U.S. President Donald Trump has spelled out in blunt terms what it will now take to get a trade deal with Canada – an end to this country’s steep tariffs on dairy products.
Mr. Trump warned on Monday that the United States is ready to slap a tariff on Canadian-made cars and trucks unless Ottawa undoes its protectionist dairy policies, including tariffs of nearly 300 per cent.
“We can’t have that. We’re not going to stand for that,” Mr. Trump vowed after announcing a tentative trade deal with Mexico to rework the North American free-trade agreement.
So there you have it. The price of a NAFTA trade deal with the United States – according to Mr. Trump at least – is the removal of one of the vital pillars that underpins Canada’s supply-management system.
The deal reached with Mexico also underscores that the United States is continuing to dictate terms to Canada. Notably, the U.S.-Mexico agreement includes a sunset clause that would impose a review every six years and make it expire completely after 16. It’s not clear how this will fly with Ottawa, which has long maintained that U.S. demands for a sunset clause are a deal breaker.
Tariffs ranging from 150 per cent to 298 per cent and strict import quotas ensure that only limited quantities of foreign dairy, poultry and eggs enter this country’s sheltered market. In Canada, production levels are tightly regulated, as are the prices farmers get for their milk, chicken and eggs.

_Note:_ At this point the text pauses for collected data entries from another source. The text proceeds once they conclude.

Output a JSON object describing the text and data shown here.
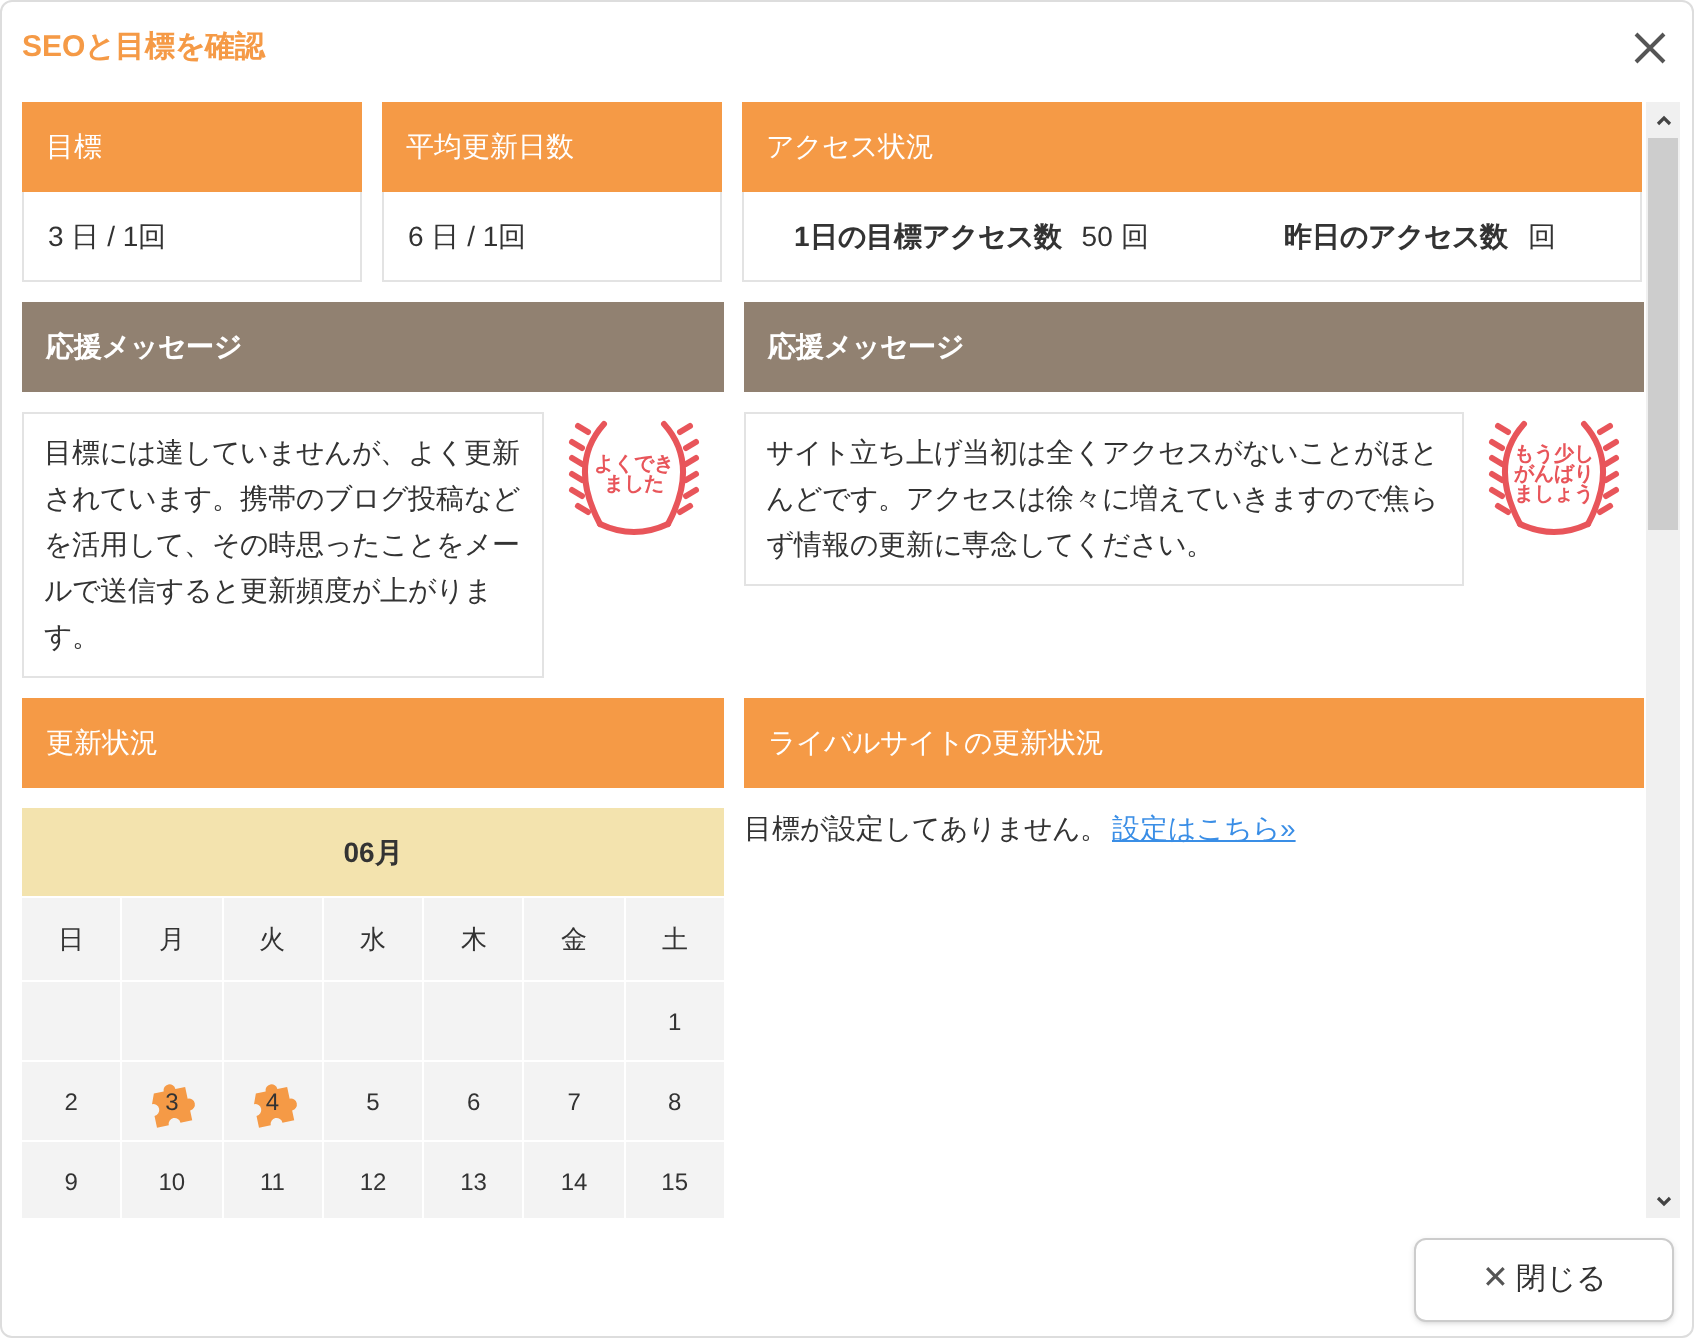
{
  "window": {
    "title": "SEOと目標を確認"
  },
  "stats": [
    {
      "label": "目標",
      "value": "3 日 / 1回"
    },
    {
      "label": "平均更新日数",
      "value": "6 日 / 1回"
    }
  ],
  "access": {
    "title": "アクセス状況",
    "items": [
      {
        "label": "1日の目標アクセス数",
        "value": "50 回"
      },
      {
        "label": "昨日のアクセス数",
        "value": "回"
      }
    ]
  },
  "messages": [
    {
      "title": "応援メッセージ",
      "text": "目標には達していませんが、よく更新されています。携帯のブログ投稿などを活用して、その時思ったことをメールで送信すると更新頻度が上がります。",
      "stamp": [
        "よくでき",
        "ました"
      ]
    },
    {
      "title": "応援メッセージ",
      "text": "サイト立ち上げ当初は全くアクセスがないことがほとんどです。アクセスは徐々に増えていきますので焦らず情報の更新に専念してください。",
      "stamp": [
        "もう少し",
        "がんばり",
        "ましょう"
      ]
    }
  ],
  "update_status": {
    "title": "更新状況",
    "month": "06月",
    "weekdays": [
      "日",
      "月",
      "火",
      "水",
      "木",
      "金",
      "土"
    ],
    "weeks": [
      [
        {
          "day": "1",
          "marked": false
        }
      ],
      [
        {
          "day": "2",
          "marked": false
        },
        {
          "day": "3",
          "marked": true
        },
        {
          "day": "4",
          "marked": true
        },
        {
          "day": "5",
          "marked": false
        },
        {
          "day": "6",
          "marked": false
        },
        {
          "day": "7",
          "marked": false
        },
        {
          "day": "8",
          "marked": false
        }
      ],
      [
        {
          "day": "9",
          "marked": false
        },
        {
          "day": "10",
          "marked": false
        },
        {
          "day": "11",
          "marked": false
        },
        {
          "day": "12",
          "marked": false
        },
        {
          "day": "13",
          "marked": false
        },
        {
          "day": "14",
          "marked": false
        },
        {
          "day": "15",
          "marked": false
        }
      ]
    ]
  },
  "rivals": {
    "title": "ライバルサイトの更新状況",
    "text": "目標が設定してありません。",
    "link": "設定はこちら»"
  },
  "close_button": {
    "icon": "✕",
    "label": "閉じる"
  }
}
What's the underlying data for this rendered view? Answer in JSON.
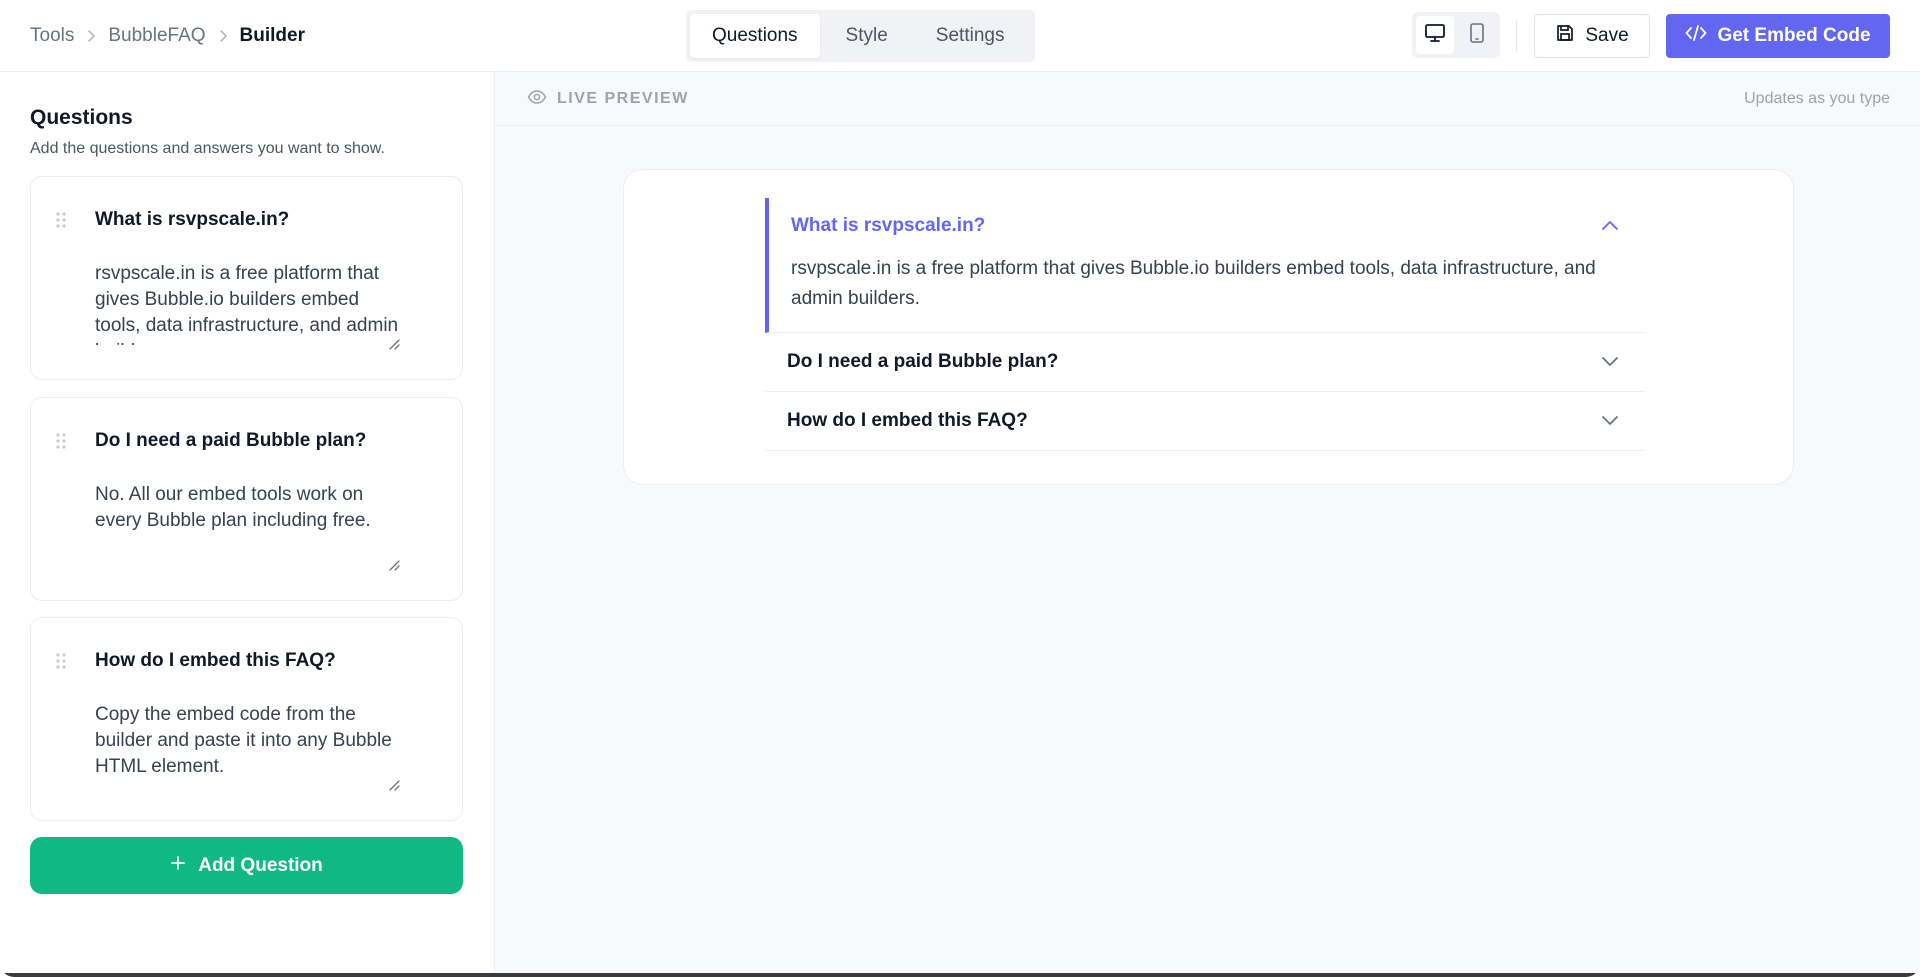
{
  "breadcrumb": {
    "items": [
      "Tools",
      "BubbleFAQ",
      "Builder"
    ]
  },
  "tabs": [
    {
      "label": "Questions",
      "active": true
    },
    {
      "label": "Style",
      "active": false
    },
    {
      "label": "Settings",
      "active": false
    }
  ],
  "toolbar": {
    "save_label": "Save",
    "embed_label": "Get Embed Code",
    "device_active": "desktop",
    "accent_color": "#6366f1"
  },
  "sidebar": {
    "title": "Questions",
    "subtitle": "Add the questions and answers you want to show.",
    "questions": [
      {
        "question": "What is rsvpscale.in?",
        "answer": "rsvpscale.in is a free platform that gives Bubble.io builders embed tools, data infrastructure, and admin builders."
      },
      {
        "question": "Do I need a paid Bubble plan?",
        "answer": "No. All our embed tools work on every Bubble plan including free."
      },
      {
        "question": "How do I embed this FAQ?",
        "answer": "Copy the embed code from the builder and paste it into any Bubble HTML element."
      }
    ],
    "add_label": "Add Question",
    "add_color": "#10b981"
  },
  "preview": {
    "live_label": "LIVE PREVIEW",
    "updates_label": "Updates as you type",
    "faq": [
      {
        "question": "What is rsvpscale.in?",
        "answer": "rsvpscale.in is a free platform that gives Bubble.io builders embed tools, data infrastructure, and admin builders.",
        "open": true
      },
      {
        "question": "Do I need a paid Bubble plan?",
        "answer": "",
        "open": false
      },
      {
        "question": "How do I embed this FAQ?",
        "answer": "",
        "open": false
      }
    ]
  }
}
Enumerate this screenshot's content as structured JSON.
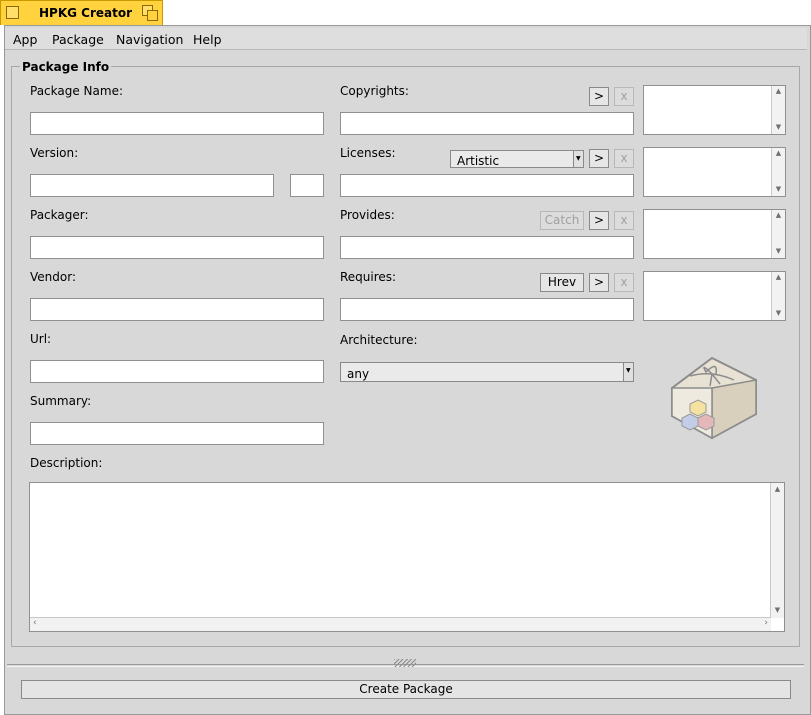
{
  "window": {
    "title": "HPKG Creator"
  },
  "menubar": {
    "items": [
      "App",
      "Package",
      "Navigation",
      "Help"
    ]
  },
  "group": {
    "title": "Package Info"
  },
  "labels": {
    "package_name": "Package Name:",
    "version": "Version:",
    "packager": "Packager:",
    "vendor": "Vendor:",
    "url": "Url:",
    "summary": "Summary:",
    "description": "Description:",
    "copyrights": "Copyrights:",
    "licenses": "Licenses:",
    "provides": "Provides:",
    "requires": "Requires:",
    "architecture": "Architecture:"
  },
  "buttons": {
    "add": ">",
    "remove": "x",
    "catch": "Catch",
    "hrev": "Hrev",
    "create_package": "Create Package"
  },
  "licenses_select": {
    "value": "Artistic"
  },
  "architecture_select": {
    "value": "any"
  },
  "icons": {
    "package": "package-bundle-icon"
  }
}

Without these prohibitive tariffs, U.S. milk and chicken products would flood into Canada, making it impossible for marketing boards to maintain production controls and the artificially high prices paid to farmers.
At this point, dairy, chicken and eggs make up a minuscule share of Canada-U.S. trade. But Canada’s supply-management system has emerged as a convenient and frequent target for Mr. Trump – most likely because it is such an anomaly in a mostly open-trade border between the two countries. It is Canada’s Achilles heel on trade, and Mr. Trump knows it.
Mr. Trump may also figure that it is one area where Canada is ready to compromise. Getting rid of supply management would be painful in the short term for the country’s roughly 12,000 dairy farms. But making concessions could prove to be a big winner for the broader economy. Many economists have long complained that supply management punishes consumers, renders domestic farms and processors less efficient and deprives Canada of lucrative export opportunities.
Ottawa has made it clear that it isn’t ready to budge on other U.S. key demands, including an end to independent resolution of trade disputes and less access to U.S. government purchases.
On supply management, Ottawa has at least hinted at a willingness to bargain. Prime Minister Justin Trudeau, for example, acknowledged some “flexibility” on the system in a June interview on NBC’s Meet the Press.
Politically, supply management remains uncomfortable ground. Just witness the continuing battle between Conservative Leader Andrew Scheer and MP Maxime Bernier, who quit the party last week to form his own political movement – in part to freely push his staunch anti-supply-management views.
And sacrificing supply management to get a NAFTA deal might prove costly for Mr. Trudeau’s Liberal government, which could lose seats in rural Quebec to Mr. Scheer’s Conservatives as a result. The dairy industry is heavily concentrated in Quebec, home to half the country’s dairy farms and the largest share of production.
Dairy trade is a complex subject. While it is true that the U.S. market is more open than Canada’s, it isn’t completely free or without tariffs and other restrictions. Both countries have quotas and other trade-inhibiting practices in agriculture.
Mr. Trump couldn’t care less about any of that. Getting Canada to budge on dairy tariffs would allow him to claim a trade win and validate his use of tariff threats to get concessions.
None of this means a NAFTA deal that includes Canada is imminent. There is still a long way to go.
Mr. Trump has suggested that it would be easy to kill NAFTA and do bilateral deals with Mexico and Canada. It would not.
And time is very tight to get this all done before the November U.S. midterms elections, when the political landscape in Washington could shift dramatically for the Republican administration. Mr. Trump needs to give Congress 90 days notice of a pending trade agreement.
That means Friday is the apparent deadline day for completing a NAFTA deal this year.
It’s hard to imagine Ottawa caving completely on supply management by then.